Rosemary shakes her head, as if she doesn’t believe them but doesn’t much care, returning to the family room with a container of Cool Whip and a large serving spoon.

“Carry on,” she says over her shoulder.

Which Jason does, switching tactics, slipping into his straight-shooting mode. “Val. Just tell me. Is something going on?” She hesitates, making a split-second decision that she does not want to layer a lie on top of everything else.

“Yes,” she finally says. “But it’s not. . . physical.”

She thinks of their embrace last night, as intimate as any moment in her life, but decides that she is still telling the truth. Technically.

“Are you falling in love with him?” he asks.

She gives him a bashful smile that is more telling than anything she could say.

Jason whistles. “Wow. Okay . . . He is married, correct?”

She nods.

“Separated?”

“No,” she says, answering questions the way she instructs her clients—as simply as possible, offering no extra information. “Not to my knowledge,” she adds, entertaining the hopeful thought that this could be the case.

“And . . . ?” he says.

“And nothing,” she says.

She has thought about his wife a thousand times, of course, wondering about her, their marriage. What does she look like? What is she like? Why did Nick fall in love with her? And more important, why has he fallen out? Or maybe he hasn’t. Maybe this is only about the two of them, the feelings they share, the uncontrollable force bringing them together—and nothing else.

Valerie doesn’t know which scenario she prefers, whether she wants to be a reaction to something that has already soured or to be something that has taken him by storm, out of the blue, overriding his contented existence with an offer of something more. Something better. All she knows for sure is that he isn’t the kind of man who has done this before. She would swear anything on it.

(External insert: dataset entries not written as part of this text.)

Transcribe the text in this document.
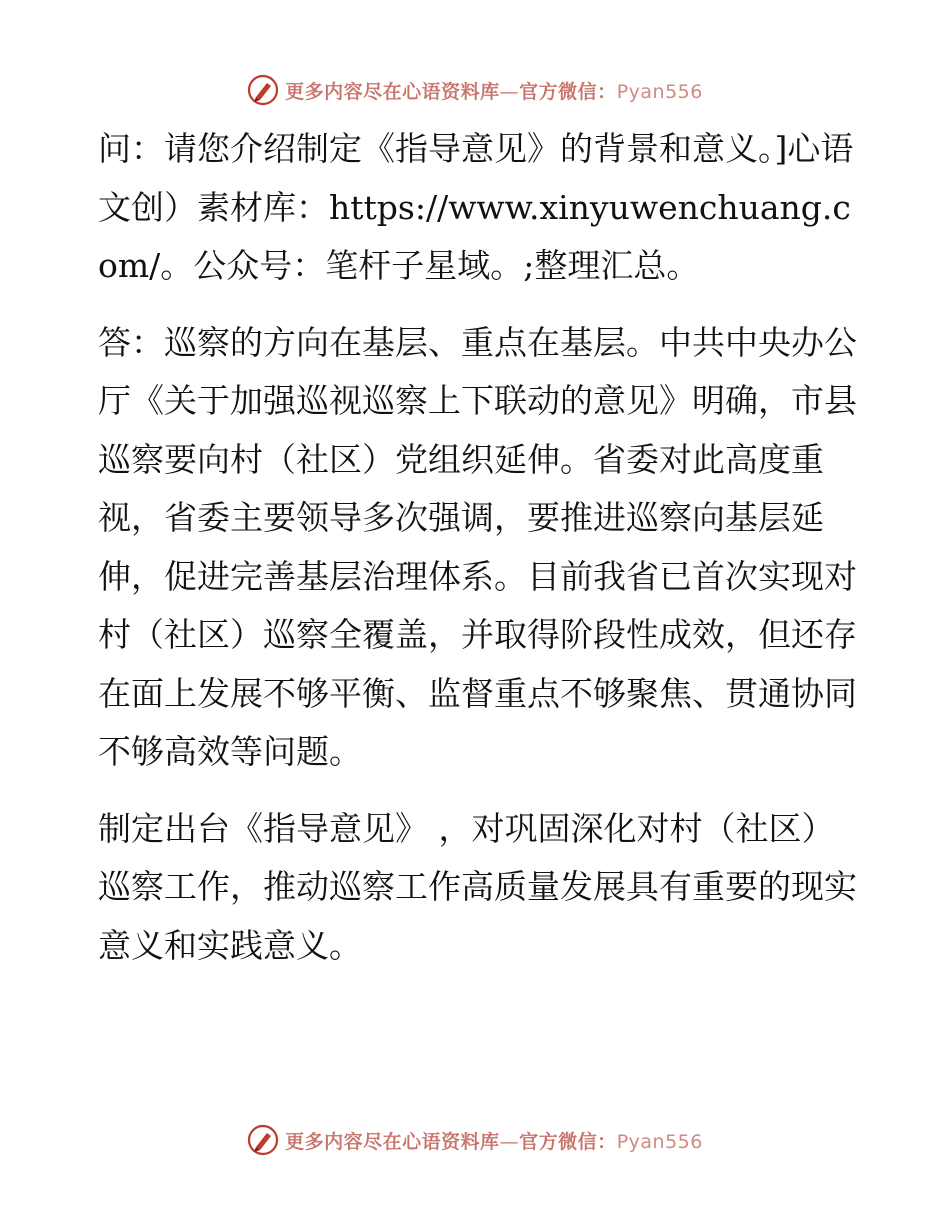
更多内容尽在心语资料库—官方微信：Pyan556

问：请您介绍制定《指导意见》的背景和意义。]心语文创）素材库：https://www.xinyuwenchuang.com/。公众号：笔杆子星域。;整理汇总。

答：巡察的方向在基层、重点在基层。中共中央办公厅《关于加强巡视巡察上下联动的意见》明确，市县巡察要向村（社区）党组织延伸。省委对此高度重视，省委主要领导多次强调，要推进巡察向基层延伸，促进完善基层治理体系。目前我省已首次实现对村（社区）巡察全覆盖，并取得阶段性成效，但还存在面上发展不够平衡、监督重点不够聚焦、贯通协同不够高效等问题。

制定出台《指导意见》 ，对巩固深化对村（社区）巡察工作，推动巡察工作高质量发展具有重要的现实意义和实践意义。

更多内容尽在心语资料库—官方微信：Pyan556
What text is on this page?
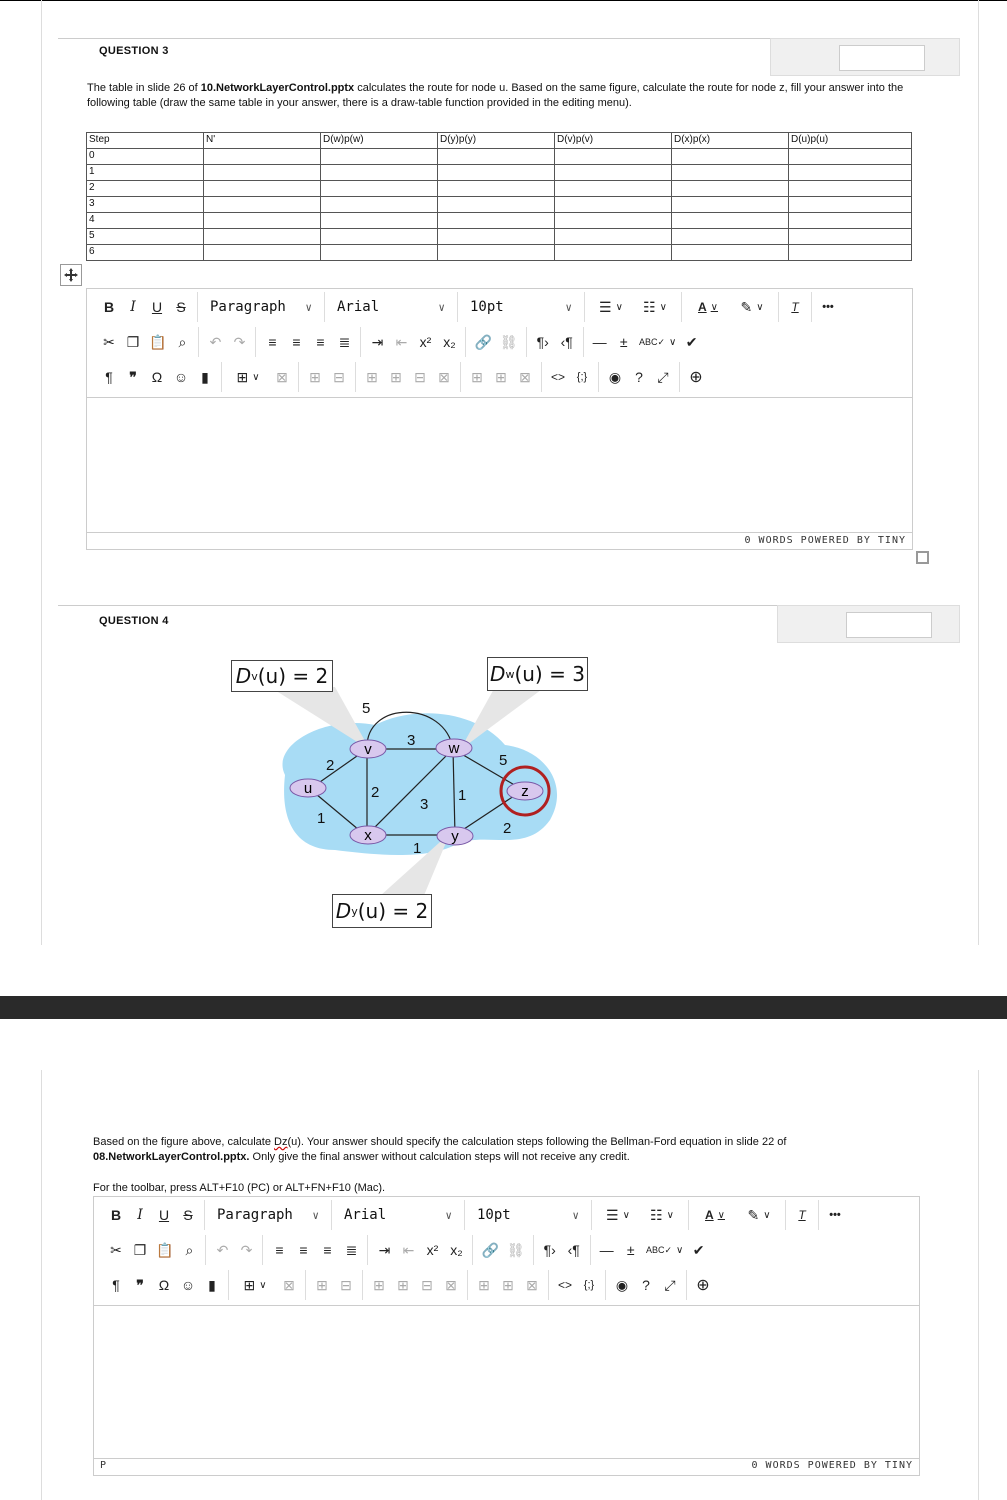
QUESTION 3
The table in slide 26 of 10.NetworkLayerControl.pptx calculates the route for node u. Based on the same figure, calculate the route for node z, fill your answer into the following table (draw the same table in your answer, there is a draw-table function provided in the editing menu).
Step	N'	D(w)p(w)	D(y)p(y)	D(v)p(v)	D(x)p(x)	D(u)p(u)
0						
1						
2						
3						
4						
5						
6						
B	I	U	S	Paragraph ∨ Arial	∨ 10pt	∨	☰ ∨	☷ ∨	A ∨	✎ ∨	T	•••
✂ ❐ 📋 ⌕	↶ ↷	≡	≡	≡	≣	⇥ ⇤ x² x₂	🔗 ⛓	¶› ‹¶	— ±	ABC✓ ∨ ✔
¶	❞	Ω ☺ ▮	⊞ ∨	⊠	⊞ ⊟	⊞ ⊞ ⊟ ⊠	⊞ ⊞ ⊠	<>	{;}	◉ ?	⤢	⊕
0 WORDS POWERED BY TINY
QUESTION 4
5
3
2
2
3
1
5
1
1
2
u
v	w
x	y
z
D v (u) = 2	D w (u) = 3
D y (u) = 2
Based on the figure above, calculate Dz(u). Your answer should specify the calculation steps following the Bellman-Ford equation in slide 22 of
08.NetworkLayerControl.pptx. Only give the final answer without calculation steps will not receive any credit.
For the toolbar, press ALT+F10 (PC) or ALT+FN+F10 (Mac).
B	I	U	S	Paragraph ∨ Arial	∨ 10pt	∨	☰ ∨	☷ ∨	A ∨	✎ ∨	T	•••
✂ ❐ 📋 ⌕	↶ ↷	≡	≡	≡	≣	⇥ ⇤ x² x₂	🔗 ⛓	¶› ‹¶	— ±	ABC✓ ∨ ✔
¶	❞	Ω ☺ ▮	⊞ ∨	⊠	⊞ ⊟	⊞ ⊞ ⊟ ⊠	⊞ ⊞ ⊠	<>	{;}	◉ ?	⤢	⊕
P	0 WORDS POWERED BY TINY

Valerie sticks to the facts now. “He’s married with two kids . . . And he’s Charlie’s doctor. It’s an all-around big problem,” she says succinctly.

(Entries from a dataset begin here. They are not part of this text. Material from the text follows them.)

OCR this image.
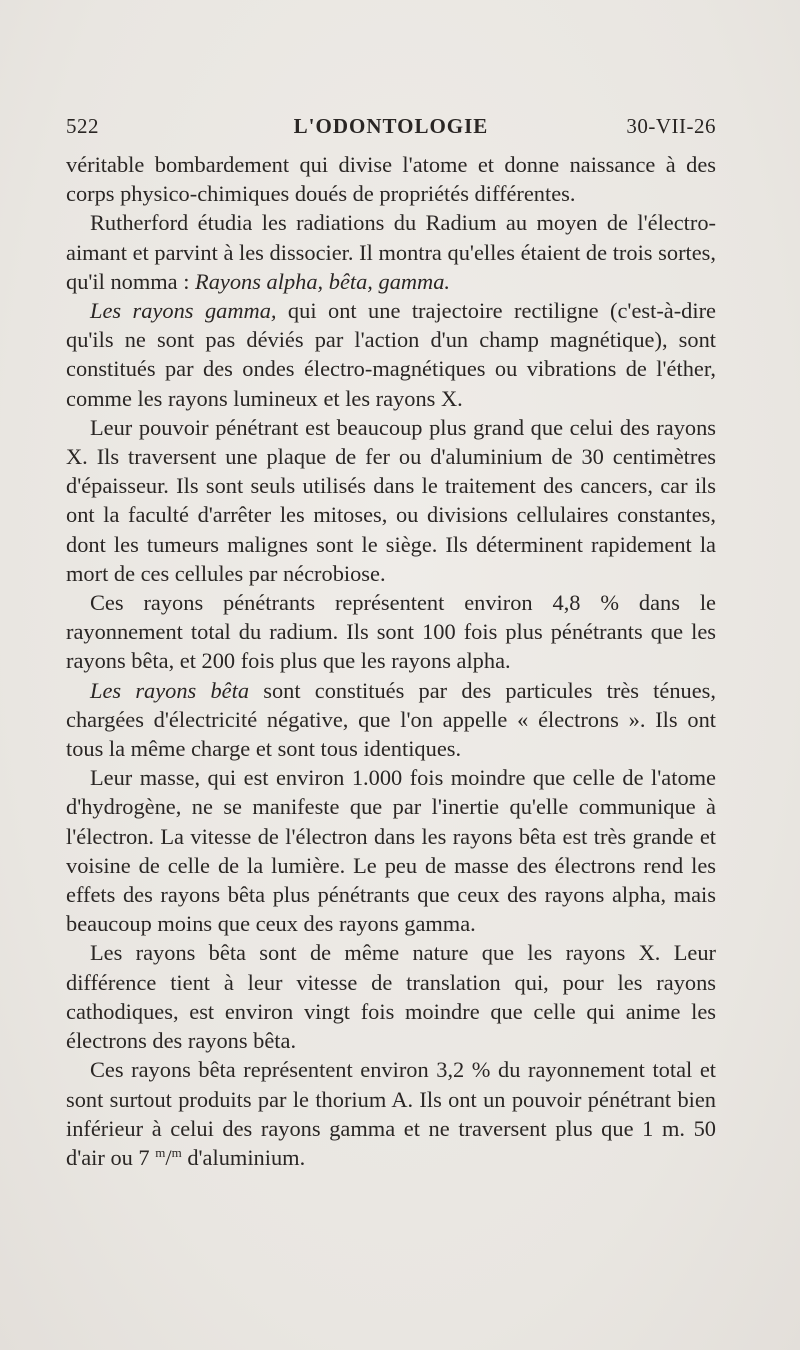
522	L'ODONTOLOGIE	30-VII-26

véritable bombardement qui divise l'atome et donne naissance à des corps physico-chimiques doués de propriétés différentes.

Rutherford étudia les radiations du Radium au moyen de l'électro-aimant et parvint à les dissocier. Il montra qu'elles étaient de trois sortes, qu'il nomma : Rayons alpha, bêta, gamma.

Les rayons gamma, qui ont une trajectoire rectiligne (c'est-à-dire qu'ils ne sont pas déviés par l'action d'un champ magnétique), sont constitués par des ondes électro-magnétiques ou vibrations de l'éther, comme les rayons lumineux et les rayons X.

Leur pouvoir pénétrant est beaucoup plus grand que celui des rayons X. Ils traversent une plaque de fer ou d'aluminium de 30 centimètres d'épaisseur. Ils sont seuls utilisés dans le traitement des cancers, car ils ont la faculté d'arrêter les mitoses, ou divisions cellulaires constantes, dont les tumeurs malignes sont le siège. Ils déterminent rapidement la mort de ces cellules par nécrobiose.

Ces rayons pénétrants représentent environ 4,8 % dans le rayonnement total du radium. Ils sont 100 fois plus pénétrants que les rayons bêta, et 200 fois plus que les rayons alpha.

Les rayons bêta sont constitués par des particules très ténues, chargées d'électricité négative, que l'on appelle « électrons ». Ils ont tous la même charge et sont tous identiques.

Leur masse, qui est environ 1.000 fois moindre que celle de l'atome d'hydrogène, ne se manifeste que par l'inertie qu'elle communique à l'électron. La vitesse de l'électron dans les rayons bêta est très grande et voisine de celle de la lumière. Le peu de masse des électrons rend les effets des rayons bêta plus pénétrants que ceux des rayons alpha, mais beaucoup moins que ceux des rayons gamma.

Les rayons bêta sont de même nature que les rayons X. Leur différence tient à leur vitesse de translation qui, pour les rayons cathodiques, est environ vingt fois moindre que celle qui anime les électrons des rayons bêta.

Ces rayons bêta représentent environ 3,2 % du rayonnement total et sont surtout produits par le thorium A. Ils ont un pouvoir pénétrant bien inférieur à celui des rayons gamma et ne traversent plus que 1 m. 50 d'air ou 7 $^m$/$^m$ d'aluminium.
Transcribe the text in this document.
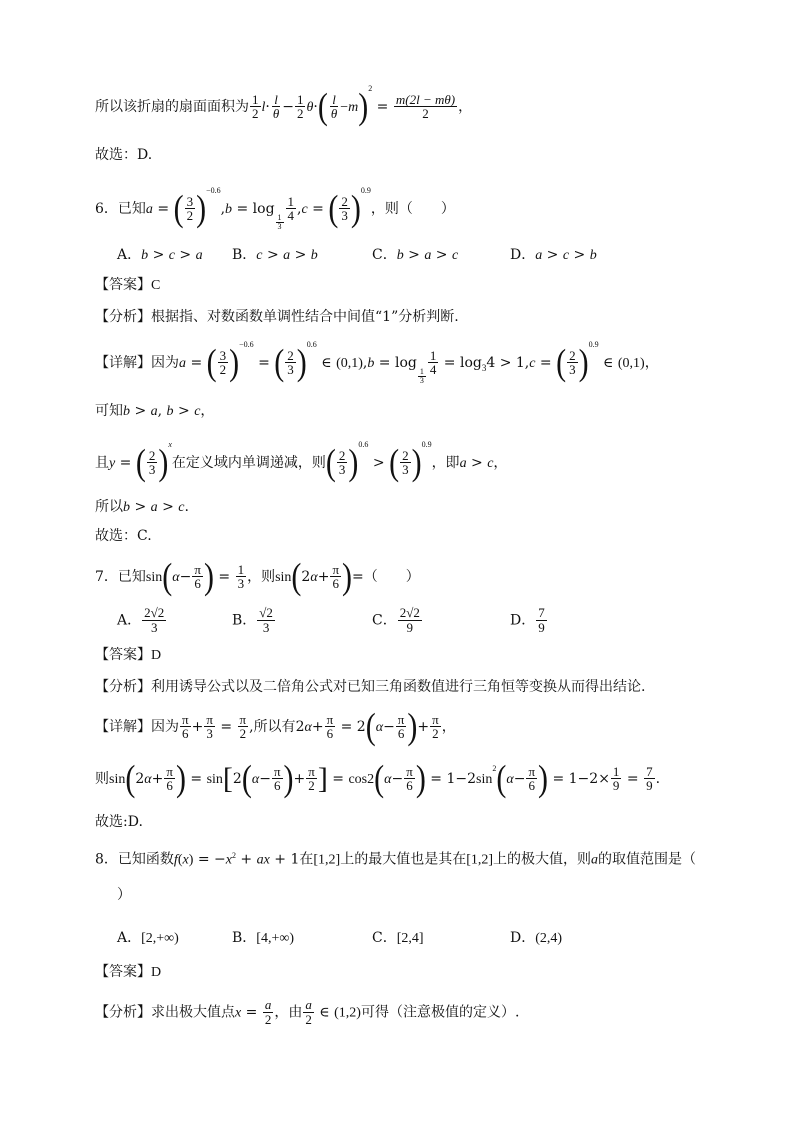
所以该折扇的扇面面积为 $\frac{1}{2} l\cdot \frac{l}{\theta} - \frac{1}{2} \theta\cdot( \frac{l}{\theta} -m)^2 = \frac{m(2l - m\theta)}{2}$ ，
故选：D.
6．已知a = ( $\frac{3}{2} )^{-0.6},b = \log$
$_{\frac{1}{3}} \frac{1}{4} ,c$ = ( $\frac{2}{3} )^{0.9}$，则（　　）
A．b > c > a B．c > a > b	C．b > a > c	D．a > c > b
【答案】C
【分析】根据指、对数函数单调性结合中间值“1”分析判断.
【详解】因为a = ( $\frac{3}{2} )^{-0.6}$ = ( $\frac{2}{3} )^{0.6}$ ∈ (0,1),b = log
$_{\frac{1}{3}} \frac{1}{4} = \log_34 > 1,c$ = ( $\frac{2}{3} )^{0.9}$ ∈ (0,1)，
可知b > a, b > c，
且y = ( $\frac{2}{3} )^x$在定义域内单调递减，则( $\frac{2}{3} )^{0.6}$ > ( $\frac{2}{3} )^{0.9}$，即a > c，
所以b > a > c.
故选：C.
7．已知$\sin(\alpha- \frac{\pi}{6}$ ) = $\frac{1}{3}$ ，则$\sin(2\alpha+ \frac{\pi}{6}$ )=（　　）
A． $\frac{2√2}{3}$	B． $\frac{√2}{3}$	C． $\frac{2√2}{9}$	D． $\frac{7}{9}$
【答案】D
【分析】利用诱导公式以及二倍角公式对已知三角函数值进行三角恒等变换从而得出结论.
【详解】因为 $\frac{\pi}{6} + \frac{\pi}{3} = \frac{\pi}{2}$ ,所以有$2\alpha+ \frac{\pi}{6} = 2(\alpha- \frac{\pi}{6}$ )+ $\frac{\pi}{2}$ ，
则$\sin(2\alpha+ \frac{\pi}{6}$ ) = $\sin[2(\alpha- \frac{\pi}{6}$ )+ $\frac{\pi}{2}$ ] = $\cos 2(\alpha- \frac{\pi}{6}$ ) = $1-2\sin^2(\alpha- \frac{\pi}{6}$ ) = $1-2\times \frac{1}{9} = \frac{7}{9}$ .
故选:D.
8．已知函数$f(x) = -x^2$ + ax + 1在[1,2]上的最大值也是其在[1,2]上的极大值，则a的取值范围是（
）
A．[2,+∞)	B．[4,+∞)	C．[2,4]	D．(2,4)
【答案】D
【分析】求出极大值点$x = \frac{a}{2}$ ，由 $\frac{a}{2}$ ∈ (1,2)可得（注意极值的定义）.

“Okay,” Jason says. “Now we’re getting somewhere. I thought maybe it was just me.”

“No. It’s not just you. I am perfectly aware that there is nothing about this situation that is right,” she whispers resignedly. “And for the record, he knows it’s wrong, too. But. . .”

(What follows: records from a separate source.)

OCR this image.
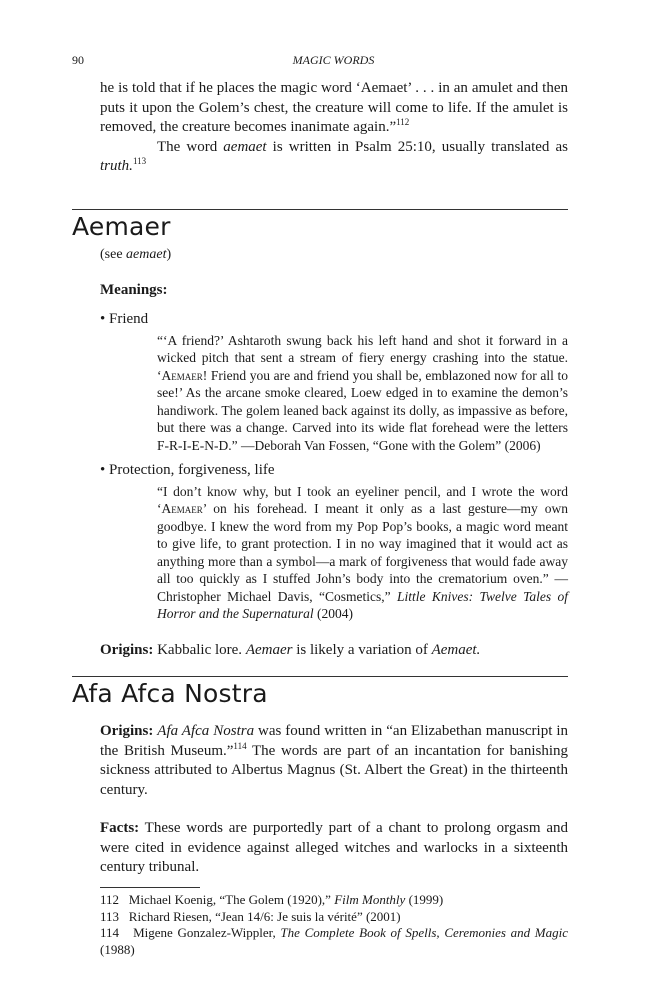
90	MAGIC WORDS

he is told that if he places the magic word ‘Aemaet’ . . . in an amulet and then puts it upon the Golem’s chest, the creature will come to life. If the amulet is removed, the creature becomes inanimate again.”$^{112}$

The word aemaet is written in Psalm 25:10, usually translated as truth.$^{113}$

Aemaer

(see aemaet)

Meanings:

• Friend

“‘A friend?’ Ashtaroth swung back his left hand and shot it forward in a wicked pitch that sent a stream of fiery energy crashing into the statue. ‘Aemaer! Friend you are and friend you shall be, emblazoned now for all to see!’ As the arcane smoke cleared, Loew edged in to examine the demon’s handiwork. The golem leaned back against its dolly, as impassive as before, but there was a change. Carved into its wide flat forehead were the letters F-R-I-E-N-D.” —Deborah Van Fossen, “Gone with the Golem” (2006)

• Protection, forgiveness, life

“I don’t know why, but I took an eyeliner pencil, and I wrote the word ‘Aemaer’ on his forehead. I meant it only as a last gesture—my own goodbye. I knew the word from my Pop Pop’s books, a magic word meant to give life, to grant protection. I in no way imagined that it would act as anything more than a symbol—a mark of forgiveness that would fade away all too quickly as I stuffed John’s body into the crematorium oven.” —Christopher Michael Davis, “Cosmetics,” Little Knives: Twelve Tales of Horror and the Supernatural (2004)

Origins: Kabbalic lore. Aemaer is likely a variation of Aemaet.

Afa Afca Nostra

Origins: Afa Afca Nostra was found written in “an Elizabethan manuscript in the British Museum.”$^{114}$ The words are part of an incantation for banishing sickness attributed to Albertus Magnus (St. Albert the Great) in the thirteenth century.

Facts: These words are purportedly part of a chant to prolong orgasm and were cited in evidence against alleged witches and warlocks in a sixteenth century tribunal.

112 Michael Koenig, “The Golem (1920),” Film Monthly (1999)

113 Richard Riesen, “Jean 14/6: Je suis la vérité” (2001)

114 Migene Gonzalez-Wippler, The Complete Book of Spells, Ceremonies and Magic (1988)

“But you’re not going to stop seeing him?” Jason says in the voice of a brother, a best friend, a therapist, all rolled into one. “Are you?”

“No,” she says. “I can’t





Tessa

That night, shortly after Nick’s parents leave for home and my dad and Diane depart for Fifteen Beacon, their favorite hotel in Boston and where they always stay when they come to town, Nick pokes his head into the kids’ bathroom where I am stripping off their clothes and corralling them into the tub.

“I’m going to run out. Be back in a few,” he says.

“For what?” I ask, my heart sinking as I glance at my watch and note that it is nearly seven o’clock.

“Cherry Coke,” he says.

Nick has always insisted that cherry Coke is more effective than Tylenol in curing headaches, which he claims to have tonight. And maybe he does. I desperately hope that he does, hope that he is on the brink of the worst migraine ever. “You want anything?”

“No, thanks,” I say, frowning as I adjust the temperature of the bathwater. I add more liquid soap, and a hill of bubbles appear as Ruby climbs in and I heave a squirming, giggling Frank over the edge. I sit on a stepstool, watching my children play, admiring their perfect pink bodies—their potbellies, their round, little bottoms, their stick-figure limbs. As Nick turns to leave the bathroom, I keep my eyes fixed on my children, telling myself that he would never do anything to hurt them or jeopardize our family.

Yet, the second I hear the garage door open, I race to our bedroom and, with a heavy heart, confirm what I already knew: Nick’s phone is gone from the dresser. I tell myself that it’s natural to take your phone, even on a short errand, yet I can’t shake the image of my husband, in his car, speed-dialing another woman’s number.